You know, I've heard a lot of nonsense about the Standard Model. I think people like to toss that term around like it makes them seem like they know what they're talking about. Trouble with the standard model is it's only been "standard" for the past twenty years or so, and even then only in a small circle of gun rights advocates.
The Standard Model is bad history. It was a theory crafted to justify a pro-gun interpretation of the second amendment, and to dispense with that pesky militia clause that stands in the way of what gun rights advocates think the second amendment should say.
Sure, it sounds great, but the fact is the original intent of the second amendment was only to protect a right tied to militia service. The phrase "keep and bear arms" was an eighteenth century legal term of art that applies only to militia service. The founders never imagined an individual right to keep and bear arms the way we think of it today. As the eminent Judge Richard Posner points out, what if the state wanted to enact a law requiring all arms to be stored in a central facility to make the militia more efficient?
Funny how the standard model is only supported by some legal scholars and not any historians, huh? The fact is that the militia clause cannot be accounted for by the Standard Model, and it is still an embarrassment to proponents of the standard model who are aware of history. The Founders didn't just put it there as window dressing, it was meant to inform the Second Amendment. Thankfully, I'm not an originalist, so I don't particularly care what the founders thought. I thank God that activist justices like Scalia came along and rewrote the Constitution to give us a fundamental right to keep and bear arms. But if you take an honest look at history without trying to promote a pro-gun agenda, then it is obvious that the individual right to keep and bear arms (separate from militia service) simply wasn't there to begin with.

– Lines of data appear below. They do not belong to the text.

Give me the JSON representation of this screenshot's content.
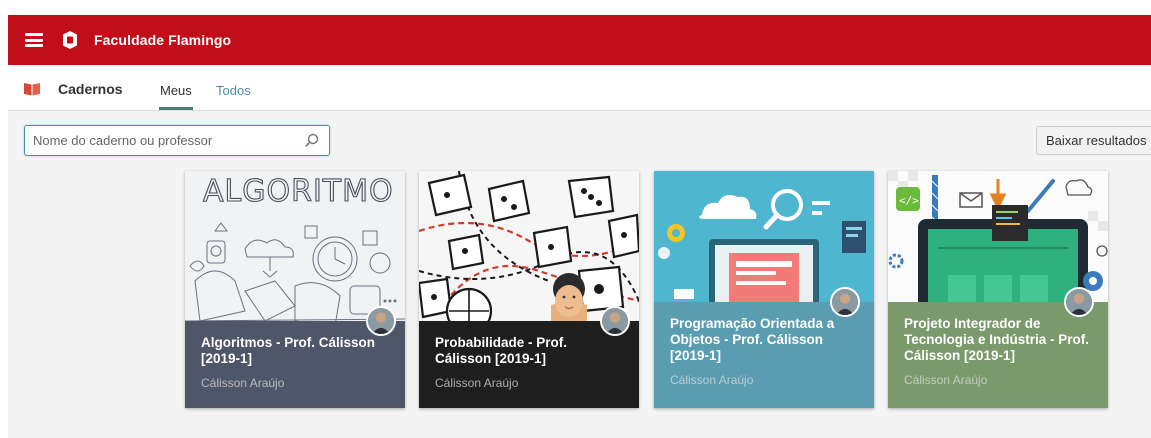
{
  "header": {
    "title": "Faculdade Flamingo",
    "bg_color": "#c20e1a"
  },
  "subnav": {
    "title": "Cadernos",
    "tabs": [
      {
        "label": "Meus",
        "active": true
      },
      {
        "label": "Todos",
        "active": false
      }
    ]
  },
  "search": {
    "placeholder": "Nome do caderno ou professor",
    "value": ""
  },
  "download_button": {
    "label": "Baixar resultados"
  },
  "cards": [
    {
      "title": "Algoritmos - Prof. Cálisson [2019-1]",
      "author": "Cálisson Araújo",
      "image_text": "ALGORITMO",
      "panel_color": "#4e5669"
    },
    {
      "title": "Probabilidade - Prof. Cálisson [2019-1]",
      "author": "Cálisson Araújo",
      "panel_color": "#1e1e1e"
    },
    {
      "title": "Programação Orientada a Objetos - Prof. Cálisson [2019-1]",
      "author": "Cálisson Araújo",
      "panel_color": "#5a9db0"
    },
    {
      "title": "Projeto Integrador de Tecnologia e Indústria - Prof. Cálisson [2019-1]",
      "author": "Cálisson Araújo",
      "panel_color": "#7a9a6c"
    }
  ],
  "icons": [
    "hamburger-menu-icon",
    "flamingo-logo-icon",
    "notebook-icon",
    "search-icon",
    "avatar"
  ]
}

That's why it saddens me to see Scalia and other "standard model" advocates stoop to such blatant hypocrisy, fashioning a shoddy false history just to claim their views line up with "original intent." A much simpler solution is to abandon the quixotic hope of ascertaining original intent (while in reality creating a parody of original intent to justify preconceived notions). Just let the preconceived notions come first and interpret the constitution in light of modern sensibilities. Any thinking originalist cannot support a fundamental right to keep and bear arms. But that doesn't mean a fundamental right to keep and bear doesn't exist! Scalia just created one! So why not treat the constitution like the living document it is?